DOLLAR VALUE APPROPRIATE, BUNDESBANK OFFICIAL SAYS
  The dollar is near appropriate levels
  against European currencies and the yen, and a further fall
  could damage confidence in the currency while endangering world
  economic growth, a top Bundesbank official said.
      Board member Leonhard Gleske also told a Forex Association
  conference current exchange rates of major currencies "can be
  viewed as equilibrium levels in a medium-term perspective."
      He said the recent Paris agreement on currency
  stabilisation and policy coordination between the Group of Five
  and Canada may herald "an era of greater exchange rate
  stability."
      The Paris agreement was not, however, an attempt to set up
  permanent target zones for exchange rates, Gleske stressed,
  adding such targets would be extremely difficult to agree and
  enforce on an international level.
      "At present levels the dollar can no longer be considered
  grossly overvalued in relation to the European currencies and
  the yen," Gleske said.
      He said the dollar had fallen much less against currencies
  of important trading nations such as Canada, Korea, Taiwan and
  Hong Kong, and further falls there may still be necessary.

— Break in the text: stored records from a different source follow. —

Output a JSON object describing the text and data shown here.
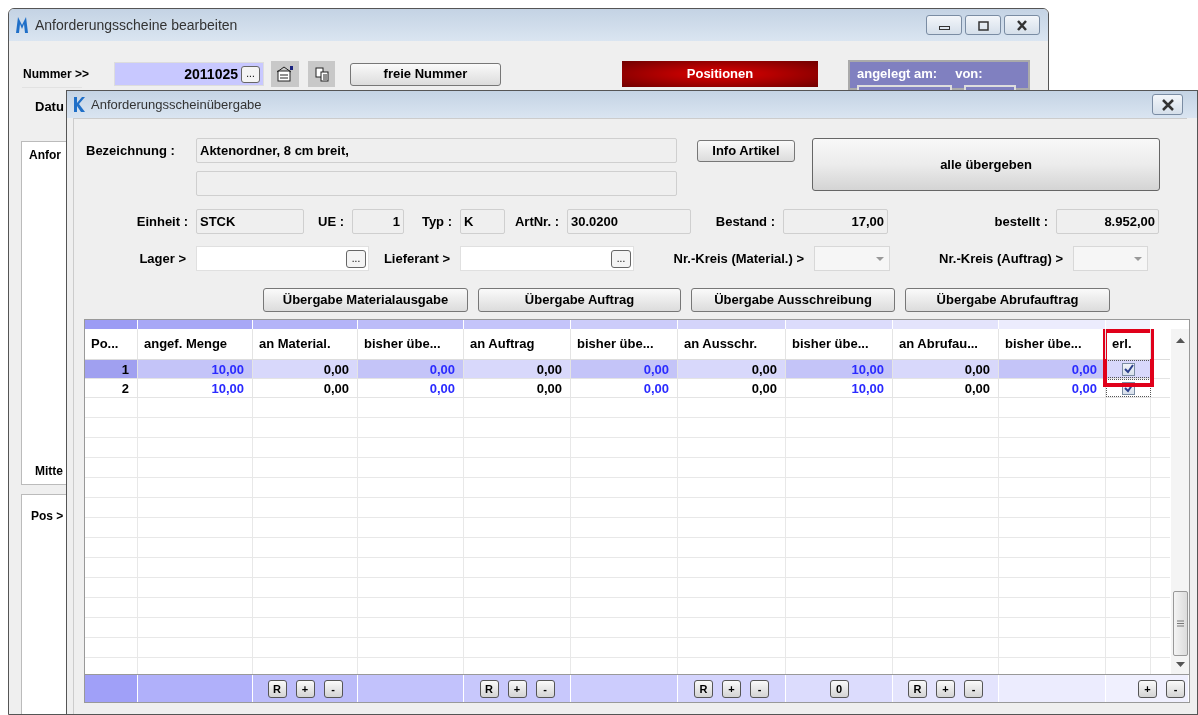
{
  "back_window": {
    "title": "Anforderungsscheine bearbeiten",
    "number_label": "Nummer >>",
    "number_value": "2011025",
    "browse_button": "...",
    "free_number_button": "freie Nummer",
    "positions_button": "Positionen",
    "created_on_label": "angelegt am:",
    "created_by_label": "von:",
    "date_label": "Datu",
    "group_label": "Anfor",
    "middle_label": "Mitte",
    "pos_label": "Pos >"
  },
  "dialog": {
    "title": "Anforderungsscheinübergabe",
    "description_label": "Bezeichnung :",
    "description_value": "Aktenordner, 8 cm breit,",
    "info_button": "Info  Artikel",
    "all_button": "alle übergeben",
    "info_fields": [
      {
        "label": "Einheit :",
        "value": "STCK"
      },
      {
        "label": "UE :",
        "value": "1"
      },
      {
        "label": "Typ :",
        "value": "K"
      },
      {
        "label": "ArtNr. :",
        "value": "30.0200"
      },
      {
        "label": "Bestand :",
        "value": "17,00"
      },
      {
        "label": "bestellt :",
        "value": "8.952,00"
      }
    ],
    "lookup_fields": [
      {
        "label": "Lager >",
        "kind": "browse",
        "button": "..."
      },
      {
        "label": "Lieferant >",
        "kind": "browse",
        "button": "..."
      },
      {
        "label": "Nr.-Kreis (Material.) >",
        "kind": "combo"
      },
      {
        "label": "Nr.-Kreis (Auftrag) >",
        "kind": "combo"
      }
    ],
    "transfer_buttons": [
      "Übergabe Materialausgabe",
      "Übergabe Auftrag",
      "Übergabe Ausschreibung",
      "Übergabe Abrufauftrag"
    ],
    "table": {
      "columns": [
        {
          "label": "Po...",
          "blue": false,
          "marked": false
        },
        {
          "label": "angef. Menge",
          "blue": true,
          "marked": false
        },
        {
          "label": "an Material.",
          "blue": false,
          "marked": false
        },
        {
          "label": "bisher übe...",
          "blue": true,
          "marked": false
        },
        {
          "label": "an Auftrag",
          "blue": false,
          "marked": false
        },
        {
          "label": "bisher übe...",
          "blue": true,
          "marked": false
        },
        {
          "label": "an Ausschr.",
          "blue": false,
          "marked": false
        },
        {
          "label": "bisher übe...",
          "blue": true,
          "marked": false
        },
        {
          "label": "an Abrufau...",
          "blue": false,
          "marked": false
        },
        {
          "label": "bisher übe...",
          "blue": true,
          "marked": false
        },
        {
          "label": "erl.",
          "marked": true
        }
      ],
      "rows": [
        {
          "selected": true,
          "done": true,
          "cells": [
            "1",
            "10,00",
            "0,00",
            "0,00",
            "0,00",
            "0,00",
            "0,00",
            "10,00",
            "0,00",
            "0,00"
          ]
        },
        {
          "selected": false,
          "done": true,
          "cells": [
            "2",
            "10,00",
            "0,00",
            "0,00",
            "0,00",
            "0,00",
            "0,00",
            "10,00",
            "0,00",
            "0,00"
          ]
        }
      ],
      "footer": [
        {
          "kind": "blank"
        },
        {
          "kind": "blank"
        },
        {
          "kind": "buttons",
          "buttons": [
            "R",
            "+",
            "-"
          ]
        },
        {
          "kind": "blank"
        },
        {
          "kind": "buttons",
          "buttons": [
            "R",
            "+",
            "-"
          ]
        },
        {
          "kind": "blank"
        },
        {
          "kind": "buttons",
          "buttons": [
            "R",
            "+",
            "-"
          ]
        },
        {
          "kind": "buttons",
          "buttons": [
            "0"
          ]
        },
        {
          "kind": "buttons",
          "buttons": [
            "R",
            "+",
            "-"
          ]
        },
        {
          "kind": "blank"
        },
        {
          "kind": "buttons",
          "buttons": [
            "+",
            "-"
          ]
        }
      ]
    }
  }
}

      But "a further dollar depreciation against major European
  currencies and the yen may not be the best way to restore the
  dollar to a fully competitive position, as measured by its
  weighted external value," he said.
     In fact, a further marked decline in the dollar rate would
  hold two major dangers, Gleske said.
      First, in countries with large balance of payments
  surpluses such as Japan and West Germany, it threatened to
  hamper economic growth and thus slow down the expansion of real
  income and domestic expenditure necessary to wipe out
  surpluses.
      Second, in the United States, it could damage investors'
  confidence in the dollar and thus reduce their willingness to
  finance huge fiscal and external payments deficits, Gleske
  said.
      Gleske also was strongly sceptical that an international
  system of binding target zones for currencies, fluctuating in
  narrow bands against each other, can be established. Such
  targets threatened to cause policy conflicts, "both within
  countries and between them."
      For instance, the U.S. Reliance on foreign capital to fund
  its deficits requires interest rates there be set at high
  levels, but domestic considerations call for low ones.
      If target zones were established, this would put "pressure
  on other countries to reduce their interest rates even more,
  even though this may be in conflict with their own domestic
  situation and priorities," he said.
      Gleske added, "targeting the exchange rate even within a
  wide margin will meet with serious objections where there is a
  clearly perceived potential for conflict between domestic and
  external policy priorities."
      Commenting on the Paris currency accord, Gleske said its
  chances of stabilising exchange rates rested heavily on current
  interest rate differentials being maintained.
      These chances "seem to me to rest critically on the
  expectation that the current configuration of interest rates,
  and the monetary policies behind them, will assure smooth
  financing of current account imbalances in the months ahead."
      Gleske said past experience of currency adjustments had
  learned "that markets are inclined to be impatient and will thus
  tend to overshoot." He said this "would seem to be unnecessary
  and should be avoided if at all possible."
      Monetary policies can help achieve this, but only if
  markets believe that pledged changes in fiscal policies will
  lead to balanced international payments, he said.